たとえば、先に述べたような「今の小中学生はテレビを一切観ないんですよ」「今の子どもたちって明石家さんまさんを知らないんですよ」といった話題になると、守旧派の人は「いや、だけどユーチューブでみんなテレビを観ているんでしょう?」などと言って、テレビを正当化しようとするわけです。
そんな中で私の知っているテレビマンは、若い世代のテレビのあり方についてしっかり考えているようで、「視聴率なんか無視しろ!」と言っていたのがとても印象的でした。
それがどういうことかと詳しく訊ねると、テレビ番組にとって小中学生が観てくれないとなると、どこかで崩壊するときが必ず来るわけです。

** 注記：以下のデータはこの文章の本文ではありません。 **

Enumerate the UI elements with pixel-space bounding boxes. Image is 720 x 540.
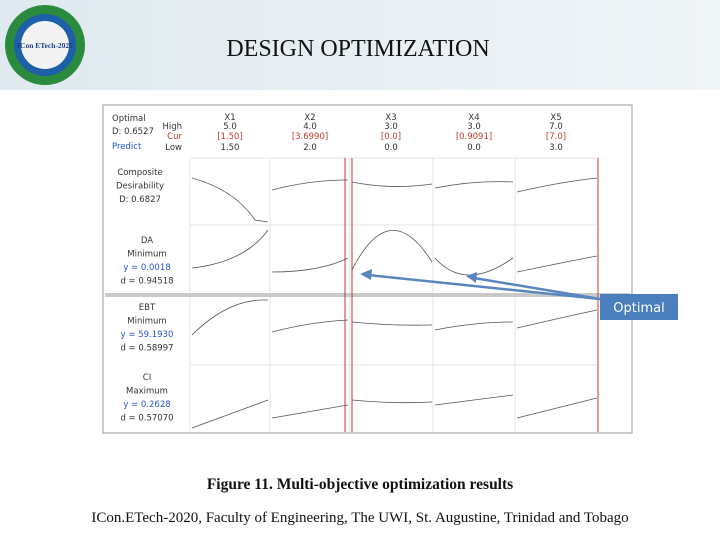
column-high: 4.0 [303,122,317,132]
row-label: Maximum [126,387,168,397]
footer: ICon.ETech-2020, Faculty of Engineering,… [91,510,628,526]
arrows [360,269,601,301]
header-band [0,0,720,90]
column-low: 1.50 [221,143,240,153]
logo: ICon ETech-2020 [5,5,85,85]
legend-cur: Cur [167,132,182,142]
row-label: y = 0.2628 [123,400,170,410]
column-cur: [3.6990] [292,132,328,142]
row-label: d = 0.58997 [120,344,173,354]
column-cur: [7.0] [546,132,566,142]
column-cur: [0.9091] [456,132,492,142]
column-high: 5.0 [223,122,237,132]
row-label: Minimum [127,317,166,327]
column-name: X4 [468,113,479,123]
legend-optimal: Optimal [112,114,146,124]
logo-text: ICon ETech-2020 [17,41,73,50]
column-low: 0.0 [384,143,398,153]
row-label: d = 0.94518 [120,277,173,287]
legend-low: Low [165,143,182,153]
row-label: y = 0.0018 [123,263,170,273]
column-high: 7.0 [549,122,563,132]
column-name: X5 [550,113,561,123]
column-low: 3.0 [549,143,563,153]
caption: Figure 11. Multi-objective optimization … [207,476,513,493]
figure [102,104,633,434]
column-low: 2.0 [303,143,317,153]
annotation-box [600,294,678,320]
column-name: X2 [304,113,315,123]
row-label: DA [141,236,153,246]
legend-d: D: 0.6527 [112,127,154,137]
legend-high: High [162,122,182,132]
slide-title: DESIGN OPTIMIZATION [226,36,489,62]
column-low: 0.0 [467,143,481,153]
row-label: y = 59.1930 [121,330,174,340]
row-label: Minimum [127,250,166,260]
row-label: EBT [139,303,156,313]
column-cur: [1.50] [217,132,243,142]
legend-predict: Predict [112,142,142,152]
row-label: CI [143,373,151,383]
row-label: d = 0.57070 [120,414,173,424]
column-high: 3.0 [384,122,398,132]
column-high: 3.0 [467,122,481,132]
row-label: D: 0.6827 [119,195,161,205]
column-cur: [0.0] [381,132,401,142]
row-label: Desirability [116,182,164,192]
row-label: Composite [117,168,162,178]
annotation: Optimal [613,301,664,316]
column-name: X3 [385,113,396,123]
column-name: X1 [224,113,235,123]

だからこそ、ネットやSNSなど若い世代のフィールドに合わせた番組づくりをメインに見据えることで、視聴率至上主義からの脱却を図ることにシフトしたそうです。
それによって、そのテレビマンは小学生から大人まで広い世代に受け入れられている大ヒット番組を生み出したのです。
これはまさに、同時代的な教養を身につけるための若い世代との教養のエクスチェンジができたからこそなせる術だというわけです。